[OS X TeX] Version 1.35c

Bruno Voisin bvoisin at mac.com
Sun Sep 5 22:21:28 CEST 2004


Dick, Ettore, Jonathan,

Many thanks for your very helpful hints:


Le 5 sept. 04, à 21:29, Ettore Aldrovandi a écrit :

> However, for this particular bit, what happens if you use
>
> 	ls -l filename/rsrc
>
> in a Terminal.app window, where "filename" is the suspicious
> file? Do you get a zero-length entry?

Yes, that's what I get.


Le 5 sept. 04, à 21:35, Jonathan Kew a écrit :

> The error -10660 is (I believe) because the system was trying to 
> launch an app that was in the trash (which it's not allowed to do). 
> You hadn't deleted the previous TeXShop, only moved it to the trash. 
> Emptying the trash or specifically launching the new copy gets around 
> that.

Yes, that's exactly what was happening. Silly me!

So far for getting the significance of error codes I had always been 
using the very old (1991) System Errors Table 3.1 Desktop Accessory. Of 
course, it did not know -10660. Probably I should update my sources of 
information! I think there are specific pages, on Apple's Knowledge 
Base, devoted to lists of error codes, I'll look for them (I stepped on 
them once, but have since lost the bookmarks).
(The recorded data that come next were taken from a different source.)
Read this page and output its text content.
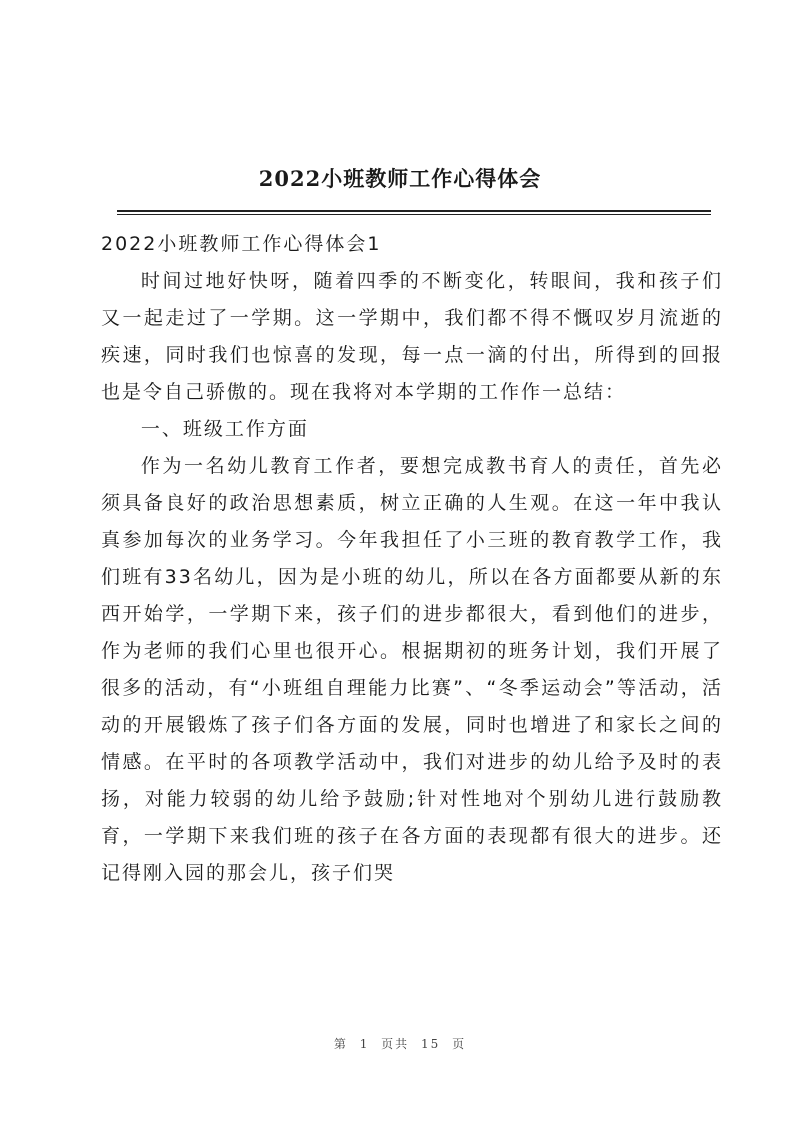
2022小班教师工作心得体会

2022小班教师工作心得体会1

时间过地好快呀，随着四季的不断变化，转眼间，我和孩子们又一起走过了一学期。这一学期中，我们都不得不慨叹岁月流逝的疾速，同时我们也惊喜的发现，每一点一滴的付出，所得到的回报也是令自己骄傲的。现在我将对本学期的工作作一总结：

一、班级工作方面

作为一名幼儿教育工作者，要想完成教书育人的责任，首先必须具备良好的政治思想素质，树立正确的人生观。在这一年中我认真参加每次的业务学习。今年我担任了小三班的教育教学工作，我们班有33名幼儿，因为是小班的幼儿，所以在各方面都要从新的东西开始学，一学期下来，孩子们的进步都很大，看到他们的进步，作为老师的我们心里也很开心。根据期初的班务计划，我们开展了很多的活动，有“小班组自理能力比赛”、“冬季运动会”等活动，活动的开展锻炼了孩子们各方面的发展，同时也增进了和家长之间的情感。在平时的各项教学活动中，我们对进步的幼儿给予及时的表扬，对能力较弱的幼儿给予鼓励;针对性地对个别幼儿进行鼓励教育，一学期下来我们班的孩子在各方面的表现都有很大的进步。还记得刚入园的那会儿，孩子们哭

第 1 页共 15 页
Le 5 sept. 04, à 21:10, Richard Koch a écrit :

> Here's what is happening. MacOSRoman, Latin1, and most of the other 
> encodings
> except UTF-8 Unicode, accept 256 characters, and the first 128 are 
> just standard
> ascii with the usual encoding. Thus these encodings are different ways 
> to utilize the top
> 128 bytes. If you take a file encoded in MacOSRoman and open it in
> Latin1, it'll open fine, but some of the characters may be wrong.
>
> UTF-8 Unicode, however, is different. Standard ascii characters remain 
> as
> before, so if a file only has these characters, it will open fine. But 
> all other
> characters are encoded with "an algorithm", and a random collection of
> bytes won't usually fit the algorithm. When TeXShop opens a file which
> is believed to be UTF-8 Unicode but isn't, the Mac conversation 
> routine says
> "wait, this file isn't legal" and bails out. That's why you got a 
> blank window.

OK, I understand now. I had always thought Unicode to be a superset of 
Latin1 and other 8-bit extensions of ASCII. But yes, that wasn't 
technically possible, and it makes more sense of it to be a superset of 
7-bit ASCII only, with all 8-bit extensions to be incompatible between 
each other and with Unicode.

> However, there is an easier fix. Why are you using UTF-8. I bet it is 
> for XeTeX.
> That's why I added the
>
> %&encoding=UTF-8 Unicode
>
> business which you can insert at the start of a file. That way you can 
> set the default encoding
> to MacOSRoman (or most other defaults), never run into your problem,
> and still use unicode with XeTeX.

That's what I'll do, thanks. Most of my files, before XeTeX appeared, 
were indeed Mac OS Roman, with maybe one or two in ISO Latin 1.